Terlepas dari ulah para oknum yang tidak sadar dengan profesinya itu. Perkembangan pendidikan juga mengancam otoritas para guru. Jaman kita kecil dulu, dijewer guru sampai kuping merah adalah hal biasa. Tapi sekarang guru bisa dipolisikan gara-gara menjewer muridnya. Kondisi ini seringkali menimbulkan kegamangan bagi para guru dalam menjalankan profesinya. Bagaimana guru bisa mendidik murid-muridnya jika wewenangnya hanya 'mengajar’? Bagaimana bisa mendidik tanpa otoritas?

Dalam banyak kasus guru sering disudutkan bahkan oleh anak didiknya sendiri yang mengadu yang tidak-tidak pada orang tuanya. Sikap orang tua yang meremehkan profesi guru juga menular pada anak-anaknya. Akibatnya peran guru semakin menjadi 'pengajar' saja.

Metode pendidikan modern juga punya andil mereduksi peran guru yang seharusnya pendidik hanya menjadi pengajar saja. Contohnya banyak sekolah-sekolah dengan metoda 'fun learning' yang salah kaprah membuat murid menjadi seperti raja.

Percaya atau tidak, ada sekolah-sekolah yang dimana murid-muridnya punya hak mengevaluasi guru mereka. Penilaian murid-murid atas gurunya itu dijadikan salah satu masukan pihak sekolah untuk mengevaluasi kinerja guru-guru mereka.

Bayangkan, bagaimana mungkin seorang guru mampu mendidik murid-murid yang bisa menentukan periuk nasinya? Akhirnya manusia yang bernama 'guru' itu tak lebih hanya menjadi baby sitter bagi anak-anak orang kaya itu. Murid-murid yang menyadari mereka bisa menentukan nasib gurunya itupun akhirnya tingkah polahnya menjadi seperti setan-setan kecil.

Kondisi ini terjadi karena dunia pendidikan sudah berubah menjadi bisnis yang sangat menggiurkan. Persaingan pun menjadi sengit. Mereka berlomba-lomba menawarkan fasilitas dan layanan terbaik bagi anak-anak didiknya. Mirip hotel yang sedang promo. Mereka lupa bahwa mendidik itu berbeda dengan memanjakan. Dan tidak ada cara yang lebih efektif menghancurkan masa depan anak selain memanjakannya. Kira-kira masih layakkah para guru yang dikebiri hak mendidiknya itu disebut sebagai guru? Guru kok takut pada muridnya?.

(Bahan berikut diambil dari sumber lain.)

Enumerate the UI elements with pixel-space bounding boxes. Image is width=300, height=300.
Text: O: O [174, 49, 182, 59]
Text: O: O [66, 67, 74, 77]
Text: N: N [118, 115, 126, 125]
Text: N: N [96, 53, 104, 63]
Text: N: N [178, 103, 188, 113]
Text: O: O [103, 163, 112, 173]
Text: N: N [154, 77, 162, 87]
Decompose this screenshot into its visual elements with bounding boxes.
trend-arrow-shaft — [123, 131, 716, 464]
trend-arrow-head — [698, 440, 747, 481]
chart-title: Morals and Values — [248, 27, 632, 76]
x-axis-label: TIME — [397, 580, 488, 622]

Diluar kondisi yang mengebiri otoritas guru itu ada juga guru-gurunya sendiri yang memang memposisikan diri hanya sebagai pengajar. Yang terakhir ini adalah tipe guru-guru malas. Mereka lebih suka mengejar target-target administasi untuk kepentingan sertifikasi atau kenaikan pangkat.

Namun begitu guru adalah profesi yang harus tetap mulia. Para guru harus menjaga kemuliaan profesinya. Dan masyarakat khususnya para orang tua wajib mendidik anak-anaknya untuk menghormati guru-guru mereka. Karena masa depan bangsa ini bergantung pada bagaimana anak-anak ini dididik dengan baik oleh guru-guru mereka.

Sekali lagi mendidik dengan baik tidak sama dengan memanjakan. Janganlah terjebak metode modern yang belum tentu baik untuk anak-anak kita. Karena dibalik janji-janji manis metode pendidikan modern itu ada uang besar dibelakangnya. Dan tentu saja keruntuhan otoritas guru. Marilah kita bersama mengembalikan peran guru sebagaimana seharusnya. Jangan lemahkan para pendidik kita. SELAMAT HARI GURU.